Vom Druck des guten Wetters

Ich bin kein Fan vom Sommer, außer es ist schlechtes Wetter. Dann ist der einzige Unterschied zum Herbst, dass der Regen wärmer ist. Aber man bleibt trotzdem drinnen und kuschelt sich mit Kaffee, Buch und Mops aufs Sofa. Das mag ich.

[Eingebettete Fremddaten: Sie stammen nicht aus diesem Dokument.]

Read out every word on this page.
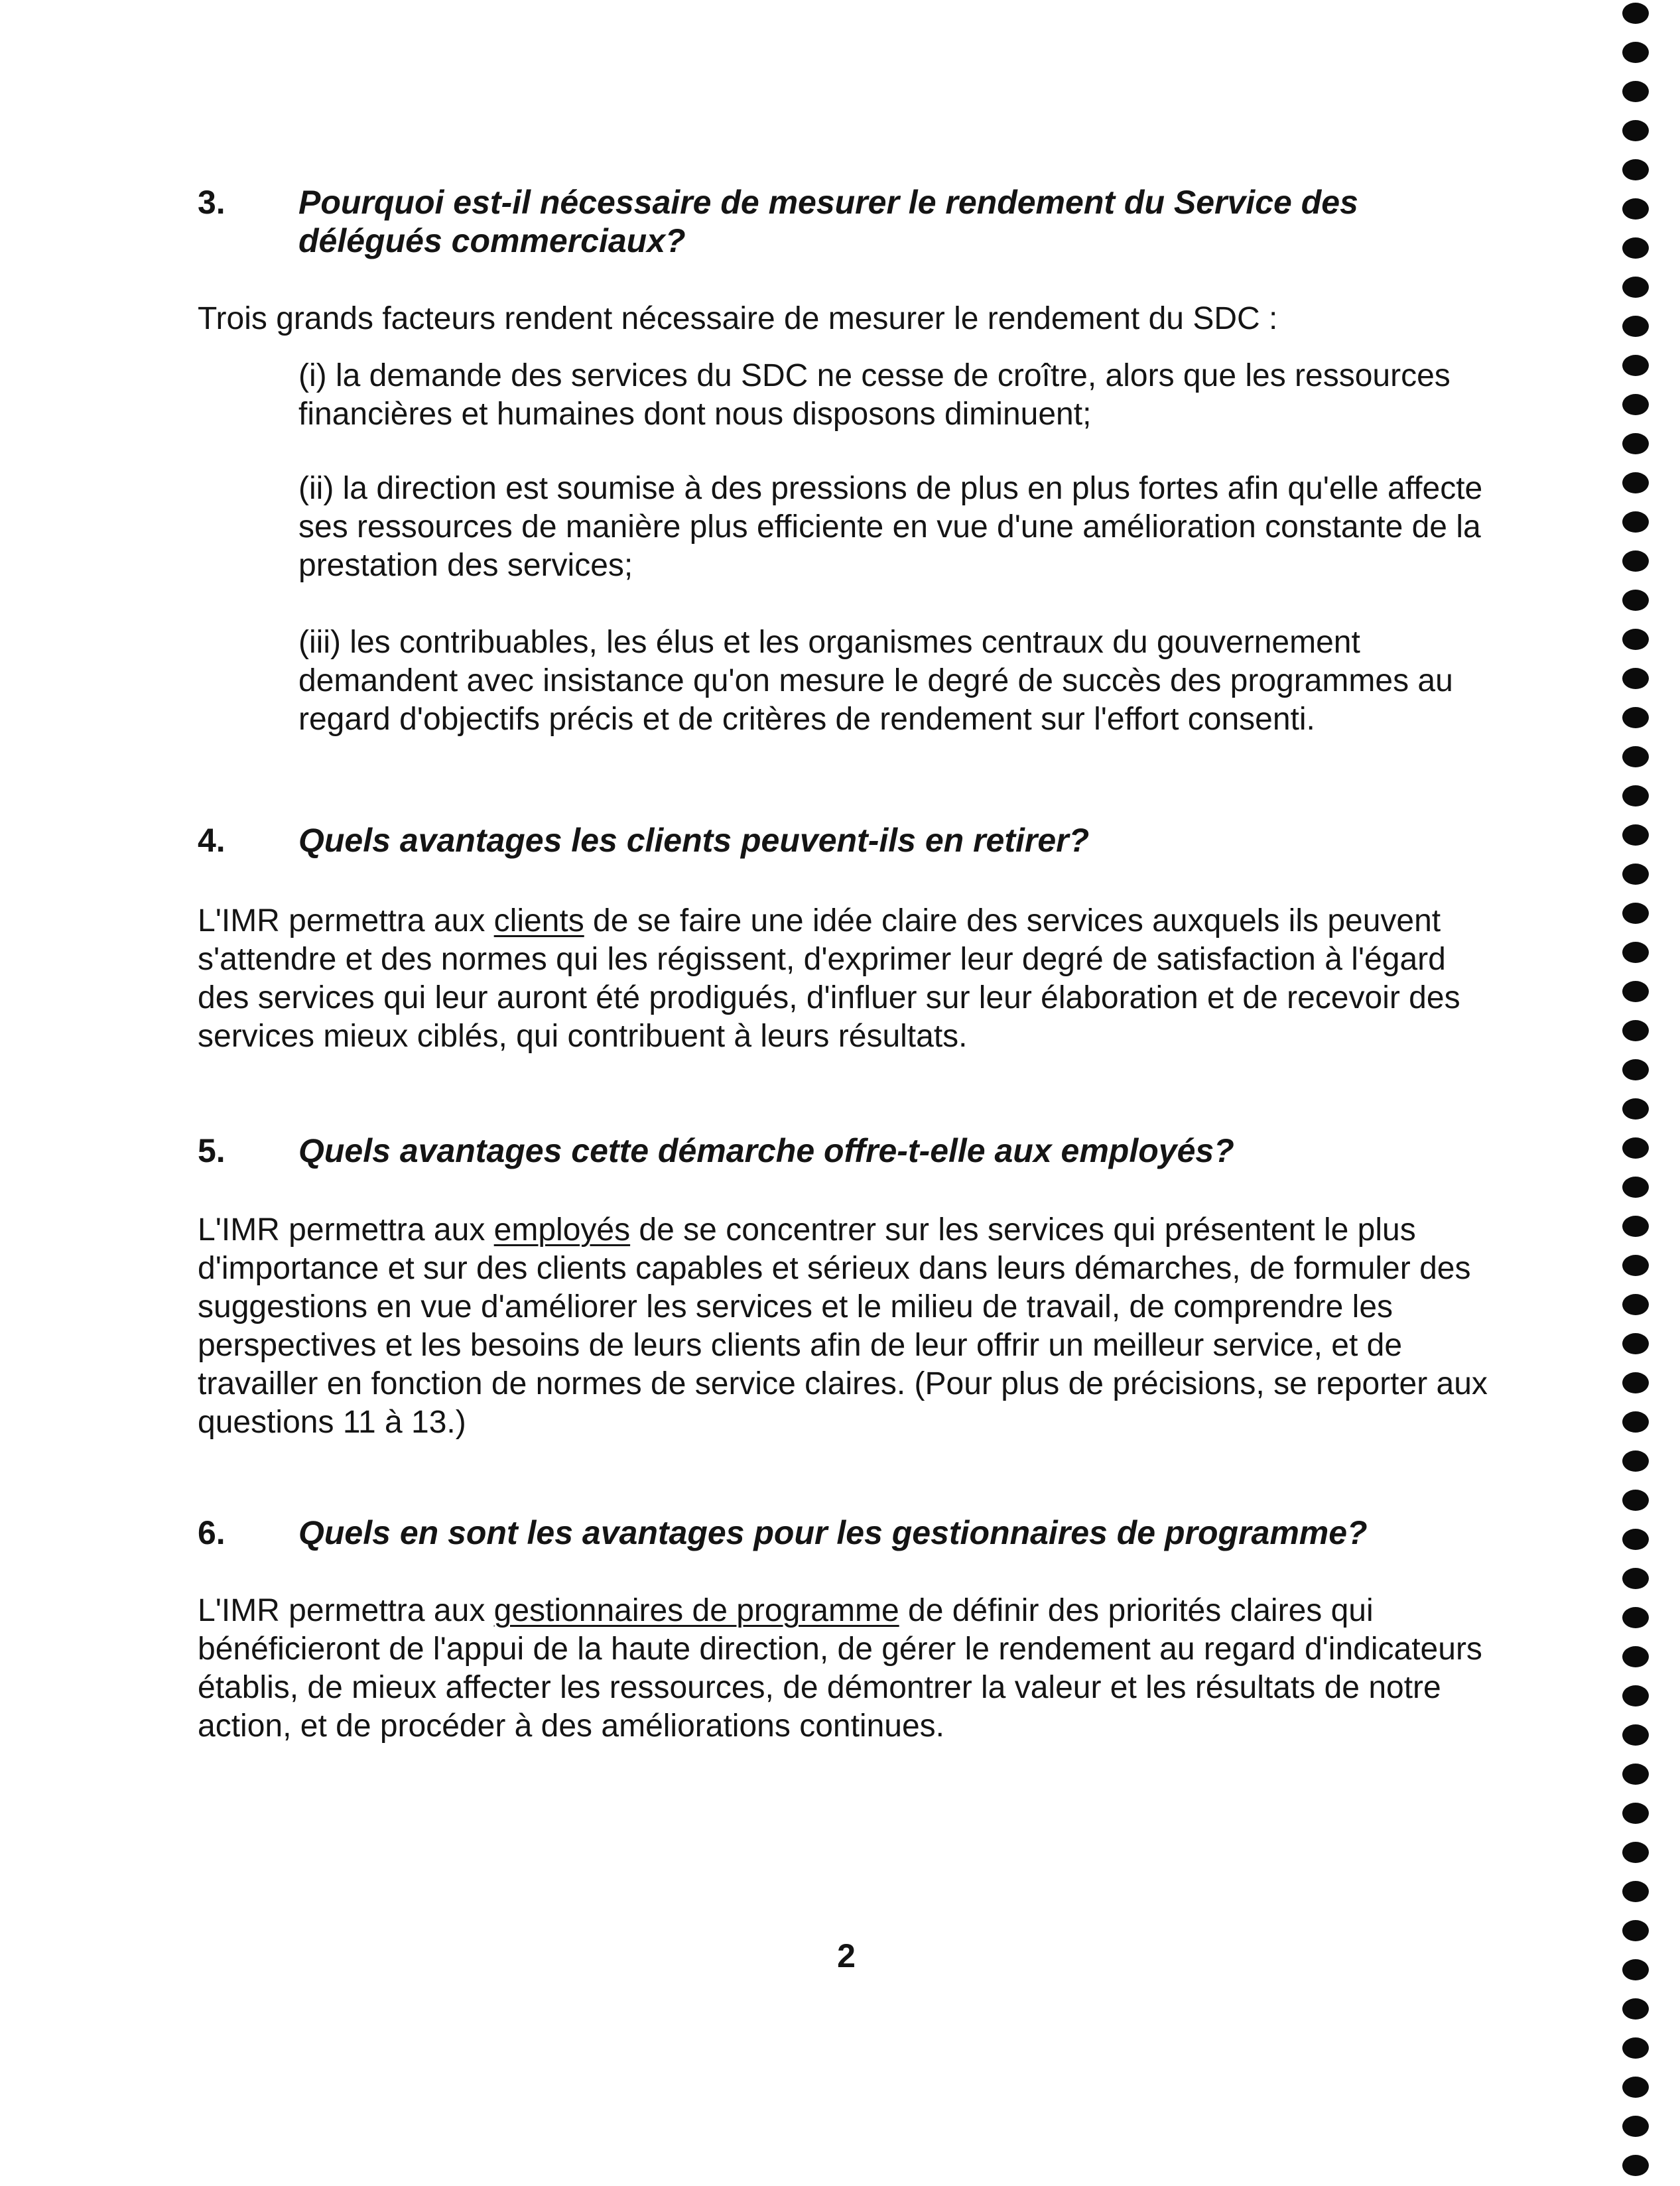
3. Pourquoi est-il nécessaire de mesurer le rendement du Service des délégués commerciaux?

Trois grands facteurs rendent nécessaire de mesurer le rendement du SDC :

(i) la demande des services du SDC ne cesse de croître, alors que les ressources financières et humaines dont nous disposons diminuent;

(ii) la direction est soumise à des pressions de plus en plus fortes afin qu'elle affecte ses ressources de manière plus efficiente en vue d'une amélioration constante de la prestation des services;

(iii) les contribuables, les élus et les organismes centraux du gouvernement demandent avec insistance qu'on mesure le degré de succès des programmes au regard d'objectifs précis et de critères de rendement sur l'effort consenti.

4. Quels avantages les clients peuvent-ils en retirer?

L'IMR permettra aux clients de se faire une idée claire des services auxquels ils peuvent s'attendre et des normes qui les régissent, d'exprimer leur degré de satisfaction à l'égard des services qui leur auront été prodigués, d'influer sur leur élaboration et de recevoir des services mieux ciblés, qui contribuent à leurs résultats.

5. Quels avantages cette démarche offre-t-elle aux employés?

L'IMR permettra aux employés de se concentrer sur les services qui présentent le plus d'importance et sur des clients capables et sérieux dans leurs démarches, de formuler des suggestions en vue d'améliorer les services et le milieu de travail, de comprendre les perspectives et les besoins de leurs clients afin de leur offrir un meilleur service, et de travailler en fonction de normes de service claires. (Pour plus de précisions, se reporter aux questions 11 à 13.)

6. Quels en sont les avantages pour les gestionnaires de programme?

L'IMR permettra aux gestionnaires de programme de définir des priorités claires qui bénéficieront de l'appui de la haute direction, de gérer le rendement au regard d'indicateurs établis, de mieux affecter les ressources, de démontrer la valeur et les résultats de notre action, et de procéder à des améliorations continues.

2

Heute ist doofes Wetter, weil die Sonne scheint. ER ist begeistert und baut Liegestühle auf. Meinen stellt ER weit weg von seinem in den Schatten, weil ich Sonne doof finde. Murrend schlappe ich mit Zeitung und Kaffee nach draußen und lege mich auf die Liege. Im Schatten ist es eigentlich zu kalt zum Rumliegen. Was mache ich also hier? Der Mops liegt – unbeeindruckt von meinen Überlegungen - auf den von der Sonne gewärmten Steinen wie eine Eidechse und schnarcht.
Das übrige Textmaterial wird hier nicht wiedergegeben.